R and I are moving in together at the end of the month.
This is (shockingly) not a post about all the details (and decorating...) involved in that development (yet). It's a post about the very curious reaction I've gotten from people upon sharing the good news.
In almost every circumstance, from almost every person, it's been some form of "CONGRATS!!"
- Via g-chat from my cousin: "WOW! CONGRATS!!"
- Via e-mail from one of my best friends: "Such great news, congrats!!"
- In person (with a kiss) from R's parents who are in town: "Mazel tov!"
"It is!!" said Carly when we chatted about this whole thing earlier. She would know. Carly has lived with her now husband for a number of years I can't even remember, but her perspective comes from the "been there, done that" place. She should be congratulated; she's done it...successfully.

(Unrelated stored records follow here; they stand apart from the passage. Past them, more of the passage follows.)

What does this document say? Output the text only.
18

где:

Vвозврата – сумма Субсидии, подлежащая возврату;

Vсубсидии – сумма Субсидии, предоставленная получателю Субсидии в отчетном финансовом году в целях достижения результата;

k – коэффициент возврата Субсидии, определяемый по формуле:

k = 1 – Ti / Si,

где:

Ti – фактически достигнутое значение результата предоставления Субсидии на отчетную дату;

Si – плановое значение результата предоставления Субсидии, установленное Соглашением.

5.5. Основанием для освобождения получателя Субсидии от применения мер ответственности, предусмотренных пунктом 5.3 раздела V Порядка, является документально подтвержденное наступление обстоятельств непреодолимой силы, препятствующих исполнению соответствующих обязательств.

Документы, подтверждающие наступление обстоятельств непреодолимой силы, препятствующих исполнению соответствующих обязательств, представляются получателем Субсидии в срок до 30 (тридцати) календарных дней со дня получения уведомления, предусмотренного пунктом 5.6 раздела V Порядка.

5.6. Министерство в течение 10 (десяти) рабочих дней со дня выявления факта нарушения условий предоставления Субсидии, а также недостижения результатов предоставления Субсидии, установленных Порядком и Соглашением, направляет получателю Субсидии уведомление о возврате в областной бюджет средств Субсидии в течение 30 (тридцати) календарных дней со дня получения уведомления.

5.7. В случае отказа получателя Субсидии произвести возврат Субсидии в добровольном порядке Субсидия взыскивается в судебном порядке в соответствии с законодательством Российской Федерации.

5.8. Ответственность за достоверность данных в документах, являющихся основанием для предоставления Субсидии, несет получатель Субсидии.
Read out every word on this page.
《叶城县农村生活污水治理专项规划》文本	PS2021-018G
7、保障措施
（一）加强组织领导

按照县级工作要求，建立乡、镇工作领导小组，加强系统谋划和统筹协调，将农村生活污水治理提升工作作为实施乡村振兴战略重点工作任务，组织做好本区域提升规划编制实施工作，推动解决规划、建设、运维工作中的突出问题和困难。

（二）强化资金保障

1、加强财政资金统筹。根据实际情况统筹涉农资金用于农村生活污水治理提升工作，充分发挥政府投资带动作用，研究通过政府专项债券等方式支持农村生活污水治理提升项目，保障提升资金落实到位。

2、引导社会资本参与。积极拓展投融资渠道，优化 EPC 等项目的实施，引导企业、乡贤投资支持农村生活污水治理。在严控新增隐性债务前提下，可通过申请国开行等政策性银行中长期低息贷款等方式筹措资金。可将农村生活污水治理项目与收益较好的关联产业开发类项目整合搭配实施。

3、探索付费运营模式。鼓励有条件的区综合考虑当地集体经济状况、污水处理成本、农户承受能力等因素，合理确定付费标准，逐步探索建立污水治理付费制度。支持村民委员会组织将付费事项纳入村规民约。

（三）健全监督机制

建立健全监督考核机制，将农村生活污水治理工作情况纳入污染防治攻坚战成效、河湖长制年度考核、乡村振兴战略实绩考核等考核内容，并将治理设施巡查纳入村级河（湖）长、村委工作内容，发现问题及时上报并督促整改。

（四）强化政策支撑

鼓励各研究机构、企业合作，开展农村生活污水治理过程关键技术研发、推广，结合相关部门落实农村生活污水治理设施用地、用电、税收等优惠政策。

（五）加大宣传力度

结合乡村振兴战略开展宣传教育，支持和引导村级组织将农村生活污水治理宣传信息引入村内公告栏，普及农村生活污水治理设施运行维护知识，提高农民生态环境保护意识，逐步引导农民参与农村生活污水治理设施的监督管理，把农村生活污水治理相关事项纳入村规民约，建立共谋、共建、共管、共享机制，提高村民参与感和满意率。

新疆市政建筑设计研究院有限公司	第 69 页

My current congrats are technically more of the, "way to go! you got a guy to want to live with you!" variety. They're congrats on not breaking up, or congrats on being mature enough to take a big step in your relationship, or congrats on arriving at a point in that relationship where you believe you can compromise on where the shoes should live. Are they accomplishments by the simple definition of the word, yes, but at no point in the beginning of the relationship did people say, "nice guy, good luck not breaking up." It's like these congrats upon moving in imply that the whole world didn't think it was particularly likely. That the odds of arriving at "move in" are so low, they deserve recognition. Oh, you did it? Wow, what's the chance! Congrats!
I guess it's also curious because no one said congrats when I announced I was moving into a 200 square foot apartment in Manhattan with a rando off Craigslist. They said, "wow," or, "cool...," or, "you're paying that for that?!" Somehow the world didn't view my ability to live on my own, navigate the Manhattan real estate market, or finagle a way to pay 1K a month on a 28K salary as worthy of commendation. Trust me, it was a lot harder than settling into a lovely one bedroom with a giant back patio on the cusp of Beverly Hills will be.
I know it's not an uncommon reaction to this common life milestone. I, myself, have probably offered congratulations to a friend in a similar situation. But when you, yourself, are sharing the news, the congrats feels somewhat strange or unjustified.
"That's great, though!" a colleague said, "It means you don't feel like it was difficult at all to get to this point.
Maybe that's it. Maybe all these congrats make me feel like moving in with R is somehow a bigger deal than it is in my head. I never doubted we'd get to this point. Now that we're here it just feel exciting and natural. So maybe that's the rub for me, hearing, "you did it!" when I never questioned whether this day would arrive.
Of course, talk to me after I move my never-to-be-disclosed amount of shoes into R's not-the-biggest-walk-in-you've-ever-seen closet. I wholly welcome your congrats now, but after that war is waged, I'll actually deserve them.
Wish us/me luck! Or, you know, however you want to react.